I'll take a closer look tomorrow, write up a little notebook and send it to you on Slack to see if you still get the recursion error with my notebook, as I cannot reproduce your error.

sschmidt23 commented 1 month ago

So looking at the data file that was giving you the recursion error, it appears that in each band, if the magnitude error is larger than 0.2 then the magnitude and error both get assigned np.nan. This means that many of the galaxies have multiple np.nan values, and there are really only a few hundred bright galaxies with good data detections in all bands. I'm still not sure if the recursion error was being caused by not setting the nondetect_val=np.nan or not, but that is my suspicion. Can you try running the following notebook and see if you get the recursion error? I'm running python3.10 and numpy v1.26.4 on my laptop, where I can produce (bad) photo-z estimates with no problems. Note that the train3.hdf5 file should be in the same directory as the notebook, or you can modify the path. TPZ_recursion_test.ipynb.gz

sschmidt23 commented 1 month ago

Actually, I forgot to just try setting nondetect_val to something other than np.nan, I just did that and did reproduce your recursion error. So, I'm pretty sure that is your problem: you can't have np.nan in the tree, as the tree logic gets confused by the NaNs and keeps splitting and splitting. If you replace the NaNs either as a preprocessing, or by setting nondetect_val to np.nan (which will replace those values with the limiting magnitudes in the mag_limits dictionary), then the tree should behave properly.

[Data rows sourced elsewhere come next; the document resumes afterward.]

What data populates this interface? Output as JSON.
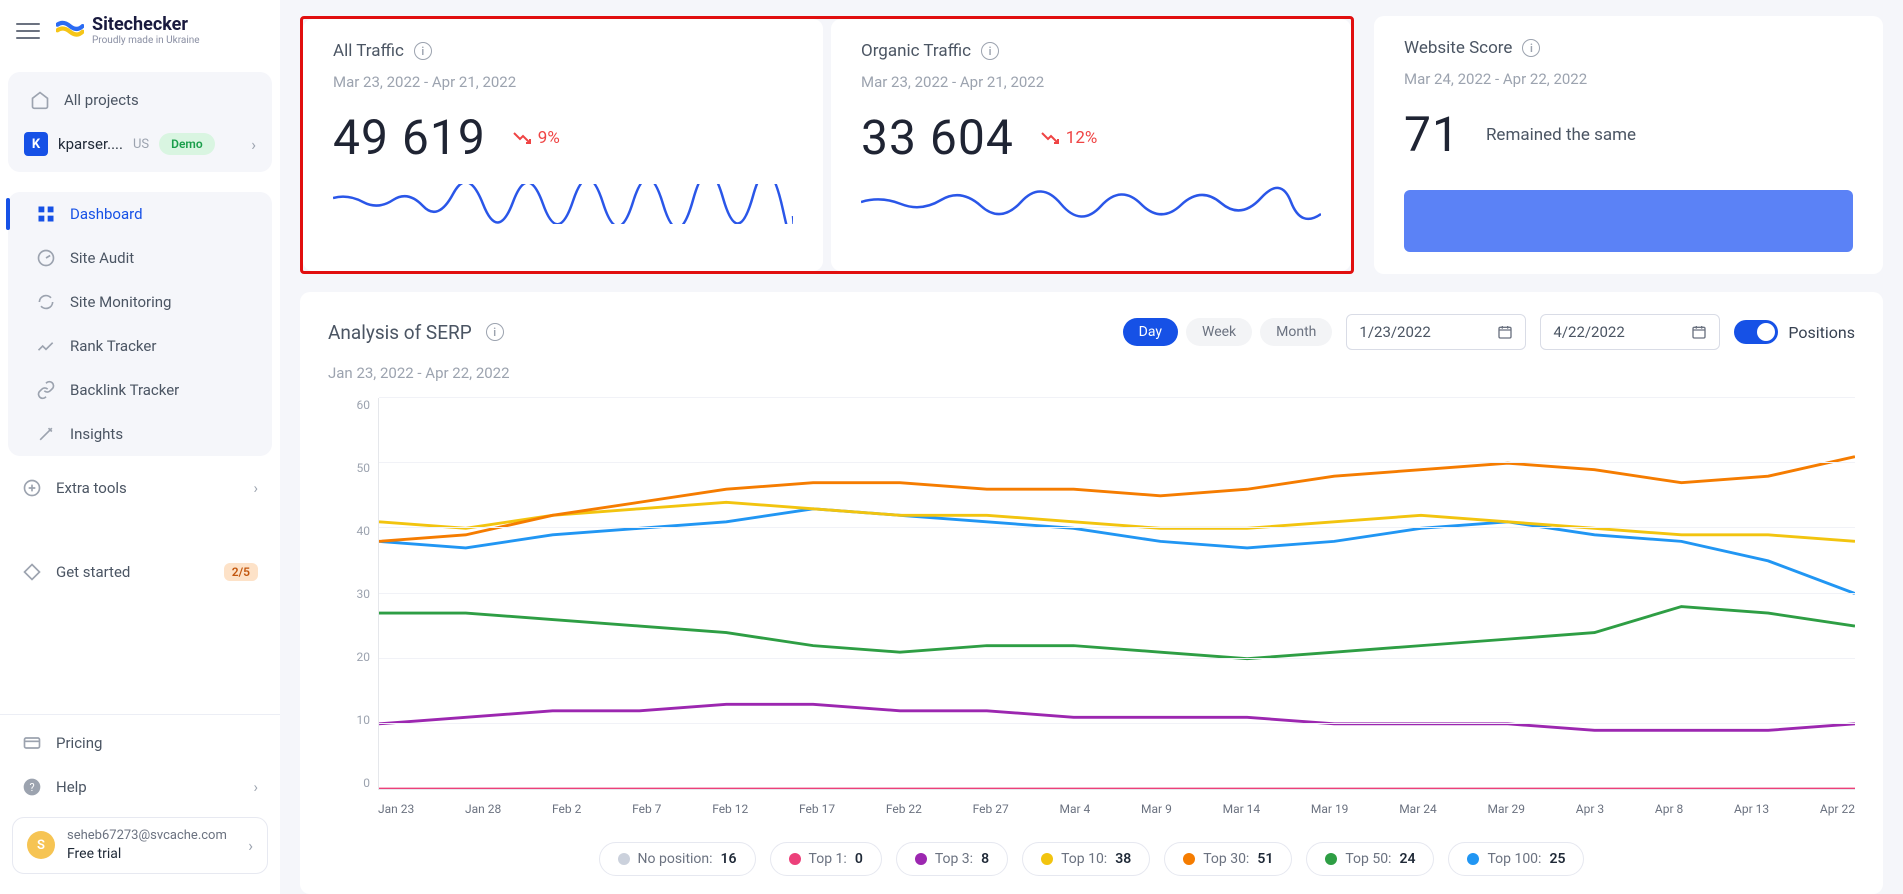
{
  "brand": {
    "name": "Sitechecker",
    "tagline": "Proudly made in Ukraine"
  },
  "sidebar": {
    "all_projects": "All projects",
    "project": {
      "initial": "K",
      "name": "kparser....",
      "locale": "US",
      "demo": "Demo"
    },
    "nav": [
      {
        "label": "Dashboard"
      },
      {
        "label": "Site Audit"
      },
      {
        "label": "Site Monitoring"
      },
      {
        "label": "Rank Tracker"
      },
      {
        "label": "Backlink Tracker"
      },
      {
        "label": "Insights"
      }
    ],
    "extra_tools": "Extra tools",
    "get_started": {
      "label": "Get started",
      "progress": "2/5"
    },
    "pricing": "Pricing",
    "help": "Help",
    "user": {
      "initial": "S",
      "email": "seheb67273@svcache.com",
      "plan": "Free trial"
    }
  },
  "cards": {
    "all_traffic": {
      "title": "All Traffic",
      "range": "Mar 23, 2022 - Apr 21, 2022",
      "value": "49 619",
      "trend": "9%"
    },
    "organic_traffic": {
      "title": "Organic Traffic",
      "range": "Mar 23, 2022 - Apr 21, 2022",
      "value": "33 604",
      "trend": "12%"
    },
    "score": {
      "title": "Website Score",
      "range": "Mar 24, 2022 - Apr 22, 2022",
      "value": "71",
      "status": "Remained the same"
    }
  },
  "serp": {
    "title": "Analysis of SERP",
    "range_text": "Jan 23, 2022 - Apr 22, 2022",
    "view": {
      "day": "Day",
      "week": "Week",
      "month": "Month"
    },
    "date_from": "1/23/2022",
    "date_to": "4/22/2022",
    "switch_label": "Positions",
    "x_ticks": [
      "Jan 23",
      "Jan 28",
      "Feb 2",
      "Feb 7",
      "Feb 12",
      "Feb 17",
      "Feb 22",
      "Feb 27",
      "Mar 4",
      "Mar 9",
      "Mar 14",
      "Mar 19",
      "Mar 24",
      "Mar 29",
      "Apr 3",
      "Apr 8",
      "Apr 13",
      "Apr 22"
    ],
    "legend": [
      {
        "label": "No position:",
        "value": "16",
        "color": "#cbd1dc"
      },
      {
        "label": "Top 1:",
        "value": "0",
        "color": "#ec407a"
      },
      {
        "label": "Top 3:",
        "value": "8",
        "color": "#9c27b0"
      },
      {
        "label": "Top 10:",
        "value": "38",
        "color": "#f2c40f"
      },
      {
        "label": "Top 30:",
        "value": "51",
        "color": "#f57c00"
      },
      {
        "label": "Top 50:",
        "value": "24",
        "color": "#2e9e44"
      },
      {
        "label": "Top 100:",
        "value": "25",
        "color": "#2196f3"
      }
    ]
  },
  "chart_data": {
    "type": "line",
    "title": "Analysis of SERP — Positions",
    "xlabel": "",
    "ylabel": "",
    "ylim": [
      0,
      60
    ],
    "y_ticks": [
      0,
      10,
      20,
      30,
      40,
      50,
      60
    ],
    "categories": [
      "Jan 23",
      "Jan 28",
      "Feb 2",
      "Feb 7",
      "Feb 12",
      "Feb 17",
      "Feb 22",
      "Feb 27",
      "Mar 4",
      "Mar 9",
      "Mar 14",
      "Mar 19",
      "Mar 24",
      "Mar 29",
      "Apr 3",
      "Apr 8",
      "Apr 13",
      "Apr 22"
    ],
    "series": [
      {
        "name": "Top 1",
        "color": "#ec407a",
        "values": [
          0,
          0,
          0,
          0,
          0,
          0,
          0,
          0,
          0,
          0,
          0,
          0,
          0,
          0,
          0,
          0,
          0,
          0
        ]
      },
      {
        "name": "Top 3",
        "color": "#9c27b0",
        "values": [
          10,
          11,
          12,
          12,
          13,
          13,
          12,
          12,
          11,
          11,
          11,
          10,
          10,
          10,
          9,
          9,
          9,
          10
        ]
      },
      {
        "name": "Top 50",
        "color": "#2e9e44",
        "values": [
          27,
          27,
          26,
          25,
          24,
          22,
          21,
          22,
          22,
          21,
          20,
          21,
          22,
          23,
          24,
          28,
          27,
          25
        ]
      },
      {
        "name": "Top 100",
        "color": "#2196f3",
        "values": [
          38,
          37,
          39,
          40,
          41,
          43,
          42,
          41,
          40,
          38,
          37,
          38,
          40,
          41,
          39,
          38,
          35,
          30
        ]
      },
      {
        "name": "Top 10",
        "color": "#f2c40f",
        "values": [
          41,
          40,
          42,
          43,
          44,
          43,
          42,
          42,
          41,
          40,
          40,
          41,
          42,
          41,
          40,
          39,
          39,
          38
        ]
      },
      {
        "name": "Top 30",
        "color": "#f57c00",
        "values": [
          38,
          39,
          42,
          44,
          46,
          47,
          47,
          46,
          46,
          45,
          46,
          48,
          49,
          50,
          49,
          47,
          48,
          51
        ]
      }
    ]
  }
}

hdante commented 1 month ago

Sam, the test file has no scientific significance, it was randomly sliced from a larger dataset to debug this issue. I'll test again with the configuration of nondetect_val soon and return to you. Thanks,

hdante commented 2 weeks ago

Hello, Sam, for now I haven't been able to confirm that changing nondetect_val to nan completely solves the problem. I'm seeing both executions that fully work and some that don't. I'll continue testing.

hdante commented 1 week ago

Hello, Sam, I've just submitted 5000 executions of the training script and I'm seeing executions finishing with success and others still have the same recursion error: maximum recursion depth exceeded. The test file is the same already attached, train3.hdf5, which is a small test file. I'm setting nondetect_val=nan. Other than changing the column names, I'm running with default parameters, which mean 40 trees for 8 random realizations * 5 bootstraps. I can add some debug to the TPZ code to actually dump the received parameters if necessary. Right now, my evaluation is that adding the non-detect parameter improved the execution, but not all of them. Can you reproduce this problem ? Thanks,

hdante commented 22 hours ago

Hello, Sam, could you run this large test to confirm the problem ?

sschmidt23 commented 11 hours ago

Hi Henrique, I am at the DESC conference in Zurich this week, I'll try to set aside some time on Friday to look into this, but I won't have time before then.